[Python-ideas] [Python-Dev] Unicode minus sign in numeric conversions

Wed Jun 12 07:30:55 CEST 2013

From: Stephen J. Turnbull <stephen at xemacs.org>

Sent: Tuesday, June 11, 2013 9:04 PM

> Andrew Barnert writes:

You're replying out of context. I realize the thread is long and twisty, so let me summarize so you (and others) don't have to delve through all of it:

MRAB suggested that maybe int and friends shouldn't do transliteration at all; it would be better to have a new "translate_number" function ("somewhere", not necessarily in builtins,but presumably in the stdlib). After a few issues were raised, he suggested that may this should be moved to "a form of encoding/decoding, though locale-specific forms. You'd decode on input and encode on output."

In my email that you replied to, I was agreeing with that idea, but pointing out some examples that seem underspecified, and may be hard to specify.

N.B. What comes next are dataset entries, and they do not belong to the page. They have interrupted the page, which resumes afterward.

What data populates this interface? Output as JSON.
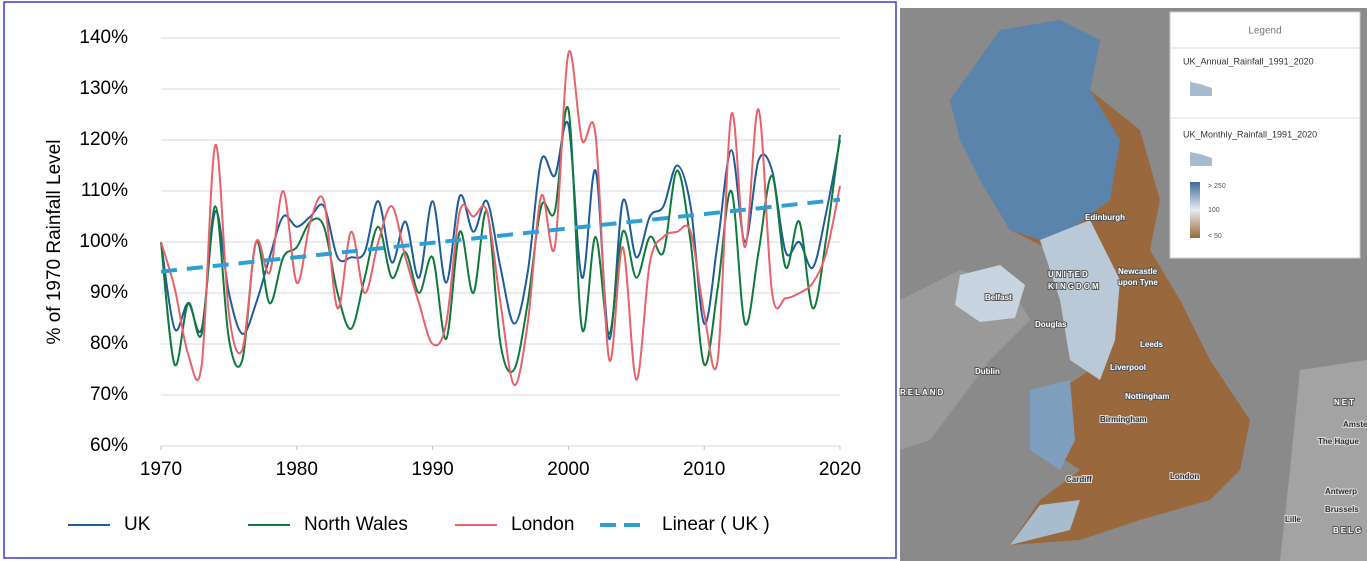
{
  "chart_data": {
    "type": "line",
    "y_label": "% of 1970 Rainfall Level",
    "x": [
      1970,
      1971,
      1972,
      1973,
      1974,
      1975,
      1976,
      1977,
      1978,
      1979,
      1980,
      1981,
      1982,
      1983,
      1984,
      1985,
      1986,
      1987,
      1988,
      1989,
      1990,
      1991,
      1992,
      1993,
      1994,
      1995,
      1996,
      1997,
      1998,
      1999,
      2000,
      2001,
      2002,
      2003,
      2004,
      2005,
      2006,
      2007,
      2008,
      2009,
      2010,
      2011,
      2012,
      2013,
      2014,
      2015,
      2016,
      2017,
      2018,
      2019,
      2020
    ],
    "series": [
      {
        "name": "UK",
        "color": "#1f5c99",
        "values": [
          100,
          83,
          88,
          83,
          106,
          90,
          82,
          88,
          97,
          105,
          103,
          105,
          107,
          97,
          97,
          98,
          108,
          96,
          104,
          93,
          108,
          92,
          109,
          102,
          108,
          95,
          84,
          94,
          116,
          113,
          123,
          93,
          114,
          81,
          108,
          97,
          105,
          107,
          115,
          107,
          84,
          100,
          118,
          100,
          116,
          114,
          98,
          100,
          95,
          106,
          120
        ]
      },
      {
        "name": "North Wales",
        "color": "#107a3c",
        "values": [
          100,
          76,
          88,
          82,
          107,
          81,
          77,
          100,
          88,
          97,
          99,
          104,
          103,
          90,
          83,
          93,
          103,
          93,
          98,
          90,
          97,
          81,
          102,
          90,
          106,
          80,
          75,
          88,
          107,
          106,
          126,
          83,
          101,
          82,
          102,
          93,
          101,
          98,
          114,
          100,
          76,
          91,
          110,
          84,
          98,
          113,
          95,
          104,
          87,
          101,
          121
        ]
      },
      {
        "name": "London",
        "color": "#e8616b",
        "values": [
          100,
          91,
          78,
          76,
          119,
          86,
          79,
          100,
          94,
          110,
          92,
          104,
          108,
          87,
          102,
          90,
          100,
          107,
          97,
          88,
          80,
          84,
          106,
          105,
          106,
          88,
          72,
          84,
          109,
          99,
          137,
          120,
          121,
          77,
          99,
          73,
          96,
          101,
          102,
          102,
          86,
          77,
          125,
          99,
          126,
          90,
          89,
          90,
          92,
          98,
          111
        ]
      }
    ],
    "trendline": {
      "name": "Linear ( UK )",
      "color": "#2e9fd0",
      "x": [
        1970,
        2020
      ],
      "values": [
        94.2,
        108.3
      ]
    },
    "xlim": [
      1970,
      2020
    ],
    "xticks": [
      1970,
      1980,
      1990,
      2000,
      2010,
      2020
    ],
    "ylim": [
      60,
      140
    ],
    "yticks": [
      {
        "value": 60,
        "label": "60%"
      },
      {
        "value": 70,
        "label": "70%"
      },
      {
        "value": 80,
        "label": "80%"
      },
      {
        "value": 90,
        "label": "90%"
      },
      {
        "value": 100,
        "label": "100%"
      },
      {
        "value": 110,
        "label": "110%"
      },
      {
        "value": 120,
        "label": "120%"
      },
      {
        "value": 130,
        "label": "130%"
      },
      {
        "value": 140,
        "label": "140%"
      }
    ],
    "grid": true,
    "legend": "bottom"
  },
  "map": {
    "legend_title": "Legend",
    "layers": [
      "UK_Annual_Rainfall_1991_2020",
      "UK_Monthly_Rainfall_1991_2020"
    ],
    "scale_labels": [
      "> 250",
      "100",
      "< 50"
    ],
    "labels": [
      "Edinburgh",
      "UNITED",
      "KINGDOM",
      "Newcastle",
      "upon Tyne",
      "Belfast",
      "Douglas",
      "Leeds",
      "Dublin",
      "Liverpool",
      "RELAND",
      "Nottingham",
      "NET",
      "Amste",
      "The Hague",
      "Birmingham",
      "Cardiff",
      "London",
      "Antwerp",
      "Brussels",
      "Lille",
      "BELG"
    ]
  }
}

>>  If 二万三十, 2万3十, and 20030 all decode to 20030 from Japanese
> 
> Only the third does in a non-locale-specific way.  The characters for
> "man" and "juu" have numeric values, but not decimal ones.

I brought up Japanese as one of my original examples specifically because it has common numeric forms that aren't decimal. That's part of the reason MRAB suggested that this is locale-specific functionality, not builtin functionality, which I agreed with.

The point of reusing this example is that there are three _different_ such forms in one locale. Locale-decoding all of them to '20030' is easy, but locale-encoding '20030' is then a problem. Is there a relevant standard which says which of the three forms is canonical? If not, how do we decide what the encode function does? The same is true for the other examples I raised (how do you encode scientific format to Oriya, etc.).

>> In some cases, the answer is probably just "don't do that".
> 
> I think (for builtins) that's the answer for all non-ASCII cases.<0.5 
> wink/>

In case it's not obvious: The point of adding locale-specific encode/decode functions is that builtins like int and float can then just deal with the traditional ASCII cases.

My question is whether those locale-specific functions are well-specified. If they are, I'm +1 on adding them and keeping the builtins minimal. If they aren't, I'm -1 on trying to invent a brand-new specification for numeric representations as part of the Python stdlib.